Consider what that would mean here in California. California law generally requires a concealed-carry license, background review, training and live-fire qualification. Vermont, by contrast, does not issue concealed-carry permits; more broadly, 29 states allow some form of permitless carry, with some of these states issuing optional permits. Under H.R. 38, California could be forced to treat a qualifying Vermont carrier as authorized to carry concealed here, even though that person never had to meet California’s permitting or training standards, subject to the bill’s limits for private or government property.
True reciprocity implies comparable systems recognizing one another, such as transferable library cards and driver’s licenses. States license drivers, for instance, under broadly similar rules: age requirements, tests, visible licenses, revocation mechanisms. Concealed-carry laws, however, vary more significantly across states, most notably in whether a permit is required at all.
Gun-carry laws are local because public life is local. A concealed handgun means something different on a rural road than it does on a packed subway platform, a college campus, a hospital corridor or a school pickup line. States and cities write different rules because they face different risks: density, policing capacity, nightlife, transit, domestic-violence patterns, tourism, poverty and the daily choreography of how people move through public space. H.R. 38 would flatten all of that. It would treat concealed carry as though the country were one uniform place, rather than a collection of communities with various needs who have chosen their own safeguards, endangering a centuries-long democratic precedent of voting and electing trusted public local officials.
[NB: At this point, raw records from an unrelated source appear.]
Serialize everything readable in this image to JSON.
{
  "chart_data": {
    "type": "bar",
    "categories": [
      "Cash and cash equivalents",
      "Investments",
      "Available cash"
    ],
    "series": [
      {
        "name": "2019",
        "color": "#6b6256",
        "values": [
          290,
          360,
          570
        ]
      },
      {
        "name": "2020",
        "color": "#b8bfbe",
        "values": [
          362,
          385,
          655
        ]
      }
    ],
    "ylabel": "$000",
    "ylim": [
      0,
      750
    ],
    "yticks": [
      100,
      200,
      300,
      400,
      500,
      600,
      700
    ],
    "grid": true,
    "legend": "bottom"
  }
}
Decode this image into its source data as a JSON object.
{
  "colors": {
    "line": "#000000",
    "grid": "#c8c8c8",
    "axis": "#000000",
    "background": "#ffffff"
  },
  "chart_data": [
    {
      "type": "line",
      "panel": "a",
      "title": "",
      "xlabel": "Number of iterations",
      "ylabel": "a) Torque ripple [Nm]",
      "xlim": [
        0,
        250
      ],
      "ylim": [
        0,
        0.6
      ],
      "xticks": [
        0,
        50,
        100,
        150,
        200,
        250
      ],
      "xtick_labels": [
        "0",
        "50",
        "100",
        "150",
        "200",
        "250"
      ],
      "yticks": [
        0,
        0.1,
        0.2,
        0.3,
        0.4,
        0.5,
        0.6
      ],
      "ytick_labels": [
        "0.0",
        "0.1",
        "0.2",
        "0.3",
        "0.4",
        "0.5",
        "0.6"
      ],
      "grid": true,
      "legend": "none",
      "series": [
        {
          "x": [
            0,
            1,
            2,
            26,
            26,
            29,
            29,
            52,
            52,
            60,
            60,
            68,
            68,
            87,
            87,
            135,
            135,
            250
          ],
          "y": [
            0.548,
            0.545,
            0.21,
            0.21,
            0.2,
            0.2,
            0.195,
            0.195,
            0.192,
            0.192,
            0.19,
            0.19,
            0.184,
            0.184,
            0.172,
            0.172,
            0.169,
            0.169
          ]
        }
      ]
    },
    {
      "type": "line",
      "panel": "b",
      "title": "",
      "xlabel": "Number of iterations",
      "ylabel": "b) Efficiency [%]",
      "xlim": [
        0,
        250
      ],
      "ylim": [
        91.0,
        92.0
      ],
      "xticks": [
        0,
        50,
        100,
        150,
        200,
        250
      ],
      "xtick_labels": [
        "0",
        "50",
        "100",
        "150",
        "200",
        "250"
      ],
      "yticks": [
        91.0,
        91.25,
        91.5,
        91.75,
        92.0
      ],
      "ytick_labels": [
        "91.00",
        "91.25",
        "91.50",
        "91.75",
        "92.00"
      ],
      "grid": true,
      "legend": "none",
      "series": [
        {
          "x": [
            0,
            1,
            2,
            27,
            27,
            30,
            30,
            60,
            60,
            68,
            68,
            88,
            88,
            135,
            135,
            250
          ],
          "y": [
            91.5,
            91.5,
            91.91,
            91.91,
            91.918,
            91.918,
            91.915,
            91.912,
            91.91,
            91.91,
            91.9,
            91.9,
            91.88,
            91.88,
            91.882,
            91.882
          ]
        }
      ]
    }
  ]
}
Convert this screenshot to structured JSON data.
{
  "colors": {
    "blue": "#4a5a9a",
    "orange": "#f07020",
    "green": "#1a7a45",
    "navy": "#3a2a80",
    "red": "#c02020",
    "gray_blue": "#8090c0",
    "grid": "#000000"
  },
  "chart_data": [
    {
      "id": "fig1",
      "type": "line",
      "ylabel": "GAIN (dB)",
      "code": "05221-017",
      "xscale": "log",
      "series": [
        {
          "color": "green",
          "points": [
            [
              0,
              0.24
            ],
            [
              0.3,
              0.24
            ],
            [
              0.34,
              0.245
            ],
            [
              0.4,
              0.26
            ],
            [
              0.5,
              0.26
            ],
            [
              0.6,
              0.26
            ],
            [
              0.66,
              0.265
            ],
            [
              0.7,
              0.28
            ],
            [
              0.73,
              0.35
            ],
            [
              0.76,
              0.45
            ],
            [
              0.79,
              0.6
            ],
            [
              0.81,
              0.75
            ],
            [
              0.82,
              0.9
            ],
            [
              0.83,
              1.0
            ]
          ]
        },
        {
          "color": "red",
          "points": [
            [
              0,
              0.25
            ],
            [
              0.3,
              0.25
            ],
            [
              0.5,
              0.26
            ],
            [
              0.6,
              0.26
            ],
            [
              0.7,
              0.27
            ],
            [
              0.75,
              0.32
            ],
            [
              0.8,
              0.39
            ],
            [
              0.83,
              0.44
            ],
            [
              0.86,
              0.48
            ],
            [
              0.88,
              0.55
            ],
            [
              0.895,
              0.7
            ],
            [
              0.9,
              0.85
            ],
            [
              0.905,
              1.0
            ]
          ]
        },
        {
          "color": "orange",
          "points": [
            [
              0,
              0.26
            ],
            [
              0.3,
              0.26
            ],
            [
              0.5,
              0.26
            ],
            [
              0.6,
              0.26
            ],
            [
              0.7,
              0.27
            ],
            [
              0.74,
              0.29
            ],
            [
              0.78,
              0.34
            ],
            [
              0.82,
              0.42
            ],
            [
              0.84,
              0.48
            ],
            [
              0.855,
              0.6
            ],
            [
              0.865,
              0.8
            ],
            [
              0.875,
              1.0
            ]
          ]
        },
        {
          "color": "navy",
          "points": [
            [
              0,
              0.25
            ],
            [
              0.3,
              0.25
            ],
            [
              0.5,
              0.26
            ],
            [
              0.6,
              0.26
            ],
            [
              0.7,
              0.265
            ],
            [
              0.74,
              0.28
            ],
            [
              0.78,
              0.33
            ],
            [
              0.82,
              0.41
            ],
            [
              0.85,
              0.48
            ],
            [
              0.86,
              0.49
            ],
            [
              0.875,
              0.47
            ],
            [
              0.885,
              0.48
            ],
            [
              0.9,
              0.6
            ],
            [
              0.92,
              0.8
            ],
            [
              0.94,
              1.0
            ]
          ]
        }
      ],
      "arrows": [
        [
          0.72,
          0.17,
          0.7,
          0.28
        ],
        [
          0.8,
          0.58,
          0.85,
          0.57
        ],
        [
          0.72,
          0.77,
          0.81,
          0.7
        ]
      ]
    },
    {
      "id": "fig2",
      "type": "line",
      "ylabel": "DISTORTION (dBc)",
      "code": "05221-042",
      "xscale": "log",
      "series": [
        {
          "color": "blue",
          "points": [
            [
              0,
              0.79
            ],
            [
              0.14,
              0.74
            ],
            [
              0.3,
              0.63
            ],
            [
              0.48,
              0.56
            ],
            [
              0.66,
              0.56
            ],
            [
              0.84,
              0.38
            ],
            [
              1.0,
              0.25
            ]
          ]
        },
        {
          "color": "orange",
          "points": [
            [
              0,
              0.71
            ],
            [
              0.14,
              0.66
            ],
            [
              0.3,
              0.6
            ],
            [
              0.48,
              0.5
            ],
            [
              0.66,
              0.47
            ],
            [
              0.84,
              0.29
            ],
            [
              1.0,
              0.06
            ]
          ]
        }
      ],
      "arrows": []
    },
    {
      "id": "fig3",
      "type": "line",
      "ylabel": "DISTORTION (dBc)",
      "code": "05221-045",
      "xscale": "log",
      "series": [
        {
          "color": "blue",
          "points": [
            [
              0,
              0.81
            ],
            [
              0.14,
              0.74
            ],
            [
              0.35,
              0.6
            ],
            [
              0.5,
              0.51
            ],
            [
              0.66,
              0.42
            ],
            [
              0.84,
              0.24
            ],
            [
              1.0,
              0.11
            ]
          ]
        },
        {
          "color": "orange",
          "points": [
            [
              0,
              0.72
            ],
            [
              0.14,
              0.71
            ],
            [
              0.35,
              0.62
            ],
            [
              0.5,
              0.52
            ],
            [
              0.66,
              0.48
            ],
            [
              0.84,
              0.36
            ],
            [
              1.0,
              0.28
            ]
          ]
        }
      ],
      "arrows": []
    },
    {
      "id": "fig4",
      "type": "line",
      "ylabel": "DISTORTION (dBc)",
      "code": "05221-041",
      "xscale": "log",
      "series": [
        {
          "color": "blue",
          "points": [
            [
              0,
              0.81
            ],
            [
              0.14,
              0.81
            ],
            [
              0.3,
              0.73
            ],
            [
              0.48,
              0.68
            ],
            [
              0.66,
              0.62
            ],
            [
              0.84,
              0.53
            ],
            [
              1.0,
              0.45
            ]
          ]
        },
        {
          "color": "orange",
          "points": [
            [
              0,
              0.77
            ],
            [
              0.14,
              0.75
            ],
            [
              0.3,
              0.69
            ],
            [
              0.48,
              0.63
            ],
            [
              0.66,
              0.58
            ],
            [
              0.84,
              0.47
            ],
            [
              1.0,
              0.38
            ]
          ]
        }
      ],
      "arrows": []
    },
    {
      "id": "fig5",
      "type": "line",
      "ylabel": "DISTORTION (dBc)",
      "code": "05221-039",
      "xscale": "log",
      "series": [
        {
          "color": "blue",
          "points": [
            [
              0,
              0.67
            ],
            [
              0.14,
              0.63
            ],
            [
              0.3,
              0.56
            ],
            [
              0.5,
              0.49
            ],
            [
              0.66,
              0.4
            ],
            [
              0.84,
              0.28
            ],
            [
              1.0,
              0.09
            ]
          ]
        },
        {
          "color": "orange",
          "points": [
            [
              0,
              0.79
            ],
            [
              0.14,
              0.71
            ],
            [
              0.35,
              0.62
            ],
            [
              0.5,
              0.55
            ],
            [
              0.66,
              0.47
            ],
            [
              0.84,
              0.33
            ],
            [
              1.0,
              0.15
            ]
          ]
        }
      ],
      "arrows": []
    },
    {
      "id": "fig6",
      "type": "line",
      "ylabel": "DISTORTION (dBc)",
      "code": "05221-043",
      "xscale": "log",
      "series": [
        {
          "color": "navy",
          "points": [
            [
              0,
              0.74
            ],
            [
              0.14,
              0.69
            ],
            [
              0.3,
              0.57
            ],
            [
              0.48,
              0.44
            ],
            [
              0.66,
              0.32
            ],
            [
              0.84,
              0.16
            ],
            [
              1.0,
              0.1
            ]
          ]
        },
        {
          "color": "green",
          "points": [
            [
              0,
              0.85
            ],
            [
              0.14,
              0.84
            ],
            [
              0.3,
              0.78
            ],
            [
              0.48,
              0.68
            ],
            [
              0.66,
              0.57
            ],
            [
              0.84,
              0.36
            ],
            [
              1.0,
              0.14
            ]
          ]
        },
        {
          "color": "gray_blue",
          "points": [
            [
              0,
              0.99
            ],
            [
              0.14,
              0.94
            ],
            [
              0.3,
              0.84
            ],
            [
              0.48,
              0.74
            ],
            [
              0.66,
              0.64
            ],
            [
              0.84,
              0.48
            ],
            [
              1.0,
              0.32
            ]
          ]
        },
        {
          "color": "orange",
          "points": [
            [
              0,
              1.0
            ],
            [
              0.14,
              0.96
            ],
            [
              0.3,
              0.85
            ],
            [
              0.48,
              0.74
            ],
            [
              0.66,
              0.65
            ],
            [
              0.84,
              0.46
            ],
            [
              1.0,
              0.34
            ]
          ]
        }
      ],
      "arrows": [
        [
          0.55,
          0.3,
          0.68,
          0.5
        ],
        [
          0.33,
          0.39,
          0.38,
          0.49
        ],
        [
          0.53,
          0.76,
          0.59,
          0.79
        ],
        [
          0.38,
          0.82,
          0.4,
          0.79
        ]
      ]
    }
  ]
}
This concern does not only come from gun-control advocates. The Fraternal Order of Police and the International Association of Chiefs of Police have urged Congress to reject H.R. 38, warning that the bill would create serious problems for officer safety, liability, qualified immunity and state and local gun-safety enforcement. In a traffic stop, a disturbance call or a domestic incident, an officer who discovers a concealed gun may have to determine in real time whether the person is protected by another state’s laws, including a permitless-carry state where there may be no permit to verify.
One need not imagine an America without firearms to recognize an America overwhelmed by them, and therefore urgently in need of reform. What kind of society do we become when the prevalence of guns demands, again and again, the surrender of our humanity and grief?
When I was younger, my mother called me her Yi Miang — meaning my dear life in Fujianese. A child is not simply loved by a mother. A child is carried as a life beside her own, as her own, often before her own. To explain that feeling is not unlike trying to bridle a wild horse or hold back the tide. I know only that I have been held by it, when I was still too young to know she needed holding, too. I have been protected by it, in the way she scolds me first and cries after. I have been fed by it, at the expense of her lying to me that she isn’t hungry. I have been someone’s dear life, and because of that, I am forever lucky.
To Shaneiqua, Keosha and Christina: I cannot give you words or politics worthy of what you have lost. But I hope my words can stand, however small, as a witness: your children matter. Your motherhood matters. You matter. And this Mother’s Day, I was thinking of them. I was thinking of you.